Как будущий губернатор Санкт-Петербурга занимался баскетболом у Кондрашина, но так и не стал баскетболистом;
Как Кондрашина и любимый воспитанник ее мужа Александр Белов стали кровными родственниками;
Как юный Володя зимовал в блокадном Ленинграде, а в 13 лет начал работать;
Как тренер первым в СССР поверил, что обыграть американцев в баскетбол — не сумасшествие, а реальность;
Как из их дома украли все медали, кроме олимпийского золота Мюнхена;
Как Михаил Боярский и Сергей Мигицко приходили поздравить Владимира Петровича с юбилеем и что из этого получилось.

– Звонит мне утром 14 января мужчина и говорит: «Здравствуйте, Евгения Вячеславовна, я вас поздравляю с днем рождения». Отвечаю: «Спасибо». А сама слышу: голос какой-то знакомый, но не узнаю. У меня спросонья и вылетело из головы, что день рождения у Петровича. Думаю: у меня же день рождения был в декабре! «Это, – говорит, – Володя Машков». И мы с ним так хорошо поговорили. Он сказал: «Знаете, я такое большое удовольствие получил от этой роли, как будто своего папу играл».

Единственное, кстати, что в этом фильме мне понравилось – это игра Машкова. Он ведь сыграл хорошо, правда? Я не ожидала. Потому что такой был сценарий… Сашку Белова больным сделали. А ведь на самом деле он был тогда молодым и здоровым, это были его лучшие годы.

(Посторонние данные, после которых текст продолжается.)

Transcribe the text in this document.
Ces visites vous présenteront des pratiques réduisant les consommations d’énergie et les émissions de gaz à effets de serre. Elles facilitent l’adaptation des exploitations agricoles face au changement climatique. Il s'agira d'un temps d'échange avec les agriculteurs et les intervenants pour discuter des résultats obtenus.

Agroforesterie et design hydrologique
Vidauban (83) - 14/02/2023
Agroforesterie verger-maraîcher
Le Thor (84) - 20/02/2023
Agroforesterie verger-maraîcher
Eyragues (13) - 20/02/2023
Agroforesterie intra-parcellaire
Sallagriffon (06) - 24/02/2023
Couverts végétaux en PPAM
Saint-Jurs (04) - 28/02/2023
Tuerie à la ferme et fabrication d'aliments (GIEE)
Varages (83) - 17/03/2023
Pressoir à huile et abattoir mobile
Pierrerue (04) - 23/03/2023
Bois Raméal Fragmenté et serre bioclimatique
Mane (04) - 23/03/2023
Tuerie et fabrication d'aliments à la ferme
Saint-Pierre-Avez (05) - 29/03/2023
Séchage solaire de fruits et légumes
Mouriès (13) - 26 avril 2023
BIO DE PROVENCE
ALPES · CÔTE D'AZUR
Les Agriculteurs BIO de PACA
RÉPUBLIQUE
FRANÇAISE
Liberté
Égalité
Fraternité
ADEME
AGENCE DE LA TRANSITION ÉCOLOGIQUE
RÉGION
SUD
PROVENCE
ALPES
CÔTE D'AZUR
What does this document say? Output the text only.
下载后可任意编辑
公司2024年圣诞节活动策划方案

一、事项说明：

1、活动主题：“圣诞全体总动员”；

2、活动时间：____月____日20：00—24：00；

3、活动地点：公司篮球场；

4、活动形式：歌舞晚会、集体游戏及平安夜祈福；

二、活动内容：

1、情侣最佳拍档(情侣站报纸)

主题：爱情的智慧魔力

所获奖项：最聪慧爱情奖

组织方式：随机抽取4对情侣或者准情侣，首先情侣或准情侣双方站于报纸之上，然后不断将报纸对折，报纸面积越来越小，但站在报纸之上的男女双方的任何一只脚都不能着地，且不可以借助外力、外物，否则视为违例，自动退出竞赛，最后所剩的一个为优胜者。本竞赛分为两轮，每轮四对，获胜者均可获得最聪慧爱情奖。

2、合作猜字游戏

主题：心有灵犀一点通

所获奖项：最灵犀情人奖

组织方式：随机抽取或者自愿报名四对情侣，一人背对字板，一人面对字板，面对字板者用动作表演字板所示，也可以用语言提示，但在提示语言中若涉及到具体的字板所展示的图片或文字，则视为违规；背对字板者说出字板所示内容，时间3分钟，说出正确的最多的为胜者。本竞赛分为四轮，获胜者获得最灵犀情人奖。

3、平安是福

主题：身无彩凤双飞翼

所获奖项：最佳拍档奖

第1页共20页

– А если рассматривать «Движение вверх» просто как повод вспомнить, что было 45 лет назад? Владимир Кондрашин действительно относился к Александру Белову как к родному сыну?

– Конечно. Вообще-то Сашка даже по крови мне теперь родной. У меня в 1974 году была операция и большая потеря крови. В больнице не было нужной группы, а Мария Дмитриевна, мама Саши, там работала. Ее кровь ко всем группам подходила. И она, получается, спасла мне жизнь. Саша мне потом все время говорил: «Моя сестренка».

– Ого. Этого ни в одном интервью, ни в одной книге нет.

– А я никому до вас и не рассказывала. Еще Сашина мама была моей крестной. Я была некрещеная, вы же понимаете, для довоенных времен это обычное дело. Но она меня заставила пойти в церковь, стала моей крестной мамой. Это было где-то в 70-е годы. Умерла Мария Дмитриевна незадолго до Петровича. Губернатором Санкт-Петербурга тогда был Яковлев, он любил баскетбол, ходил все время на игры. И все время говорил: «Вот, я у Петровича тренировался, а он меня выгнал».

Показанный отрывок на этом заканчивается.